A l’audience du 3 février 2025, les parties ont déposé leurs entiers dossiers et elles ne s’opposent pas, conformément à l’article 869 du code de procédure civile, à ce que la décision soit rendue après instruction du juge chargé d’instruire l’affaire, qui en rend compte au tribunal dans son délibéré.

Moyens des parties :

Me [X] [W], en qualité de liquidateur de la SARL [K] [G], soutient sa demande de comblement de passif sur la base des dispositions de l’article L651-2 du code de commerce, reprochant à Mme [T] [G], dirigeante de la société [K] [G] :

D’avoir organiser la résiliation du bail commercial, quelques jours avant l’ouverture de la procédure de redressement judiciaire, privant ainsi l’actif de la liquidation judiciaire du prix de vente du fonds de commerce.

Malgré de nombreuses relances, le bail commercial n’a jamais été transmis à Me [W].

La dirigeante a estimé elle-même la valeur du fonds de commerce à 150 000€.

Par l’effet de la résiliation du bail, sans aucune contrepartie, ce qui s’explique par un actionnariat commun entre le preneur et le bailleur, la société débitrice s’est trouvée privée de son droit au bail, et a perdu son fonds de commerce.

Mme [G] n’a communiqué l’acte intitulé « résiliation du bail commercial », daté du 5 juin 2023, qu’au moment de la décision de céder le fonds de commerce aux enchères, dans le cadre de la liquidation judiciaire

Dans le cours du redressement judiciaire, et en vue de l’audience de cession du 18 décembre 2023, Mme [G] a pourtant déclaré les dettes de loyers à l’administrateur judiciaire, pour les périodes de juillet à décembre 2023 alors que le bail avait été résilié.

Si la cession avait abouti, la SCI DUCHESSE, créancier privilégié au regard des dispositions de l’article L622- 17 du code de commerce, aurait récupéré les loyers postérieurs pour un montant de 12 465€.

La faute reprochée à Mme [T] [G], ne peut être considérée comme étant une simple négligence, et est directement causale de l’insuffisance d’actif.
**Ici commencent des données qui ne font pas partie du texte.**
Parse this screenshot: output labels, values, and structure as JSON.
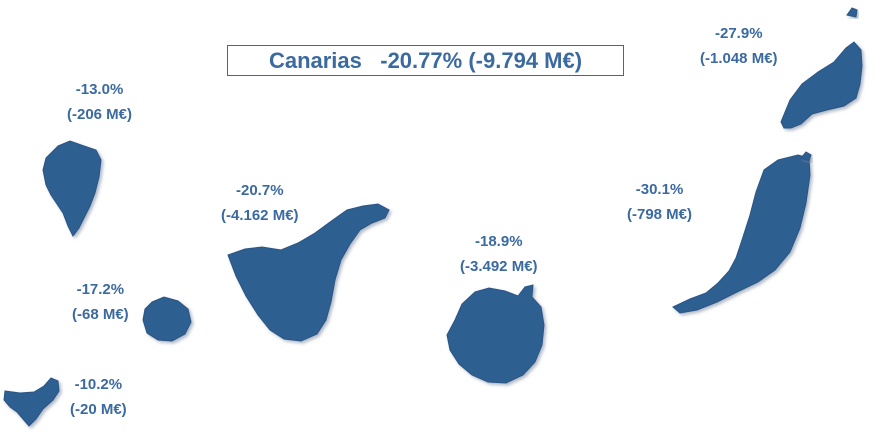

Mme [T] [G] soutient que :

Elle n’a pas agi de façon fautive ou déloyale et elle n’a trouvé aucun intérêt personnel.

La résiliation anticipée du bail, daté du 5 juin 2023, à effet au 6 juillet 2023, était une mesure temporaire et économique, qui a permis de réduire le passif de sommes correspondantes aux loyers de juillet à décembre 2023 soit 18 400€.

A la date de résiliation du bail, le montant des loyers impayés s’élevait à 32 200€.

Juridiquement et économiquement, la résiliation du bail n’exclut pas la signature d’un nouveau bail commercial entre le bailleur et un repreneur potentiel.

Le bailleur n’a jamais exprimé une opposition à la signature d’un nouveau bail.

La résiliation du bail commercial avant le dépôt de la demande de sauvegarde doit être interprété comme une intention de restructuration.

Mme [G] a fait part de sa volonté de céder le fonds de commerce, dans le cadre du plan de cession.

Aucune offre, autre que les offres reçues dans le cadre du plan de cession, valorisée à 10 000€ et à 35 000€, n’a été apportée par le demandeur, ce qui vide de son essence toute spéculation sur le bénéfice financier purement hypothétique d’une cession de fonds de commerce dans le cadre de la liquidation judiciaire

Son action relève, au pire d’une négligence et non d’une faute de gestion délibérée.

Dans son rapport écrit, le juge commissaire s’est déclaré favorable à la sanction envisagée.

Le ministère public s’en rapporte à la décision du tribunal.

PAR CES MOTIFS :

LE TRIBUNAL STATUANT EN CONFORMEMENT A LA LOI PAR UN JUGEMENT CONTRADICTOIRE RENDU EN PREMIER RESSORT :

JUGE que l’action en responsabilité pour insuffisance d’actif est recevable.

JUGE que Mme [T] [E] épouse [G] a commis de faute causale à l’insuffisance d’actif.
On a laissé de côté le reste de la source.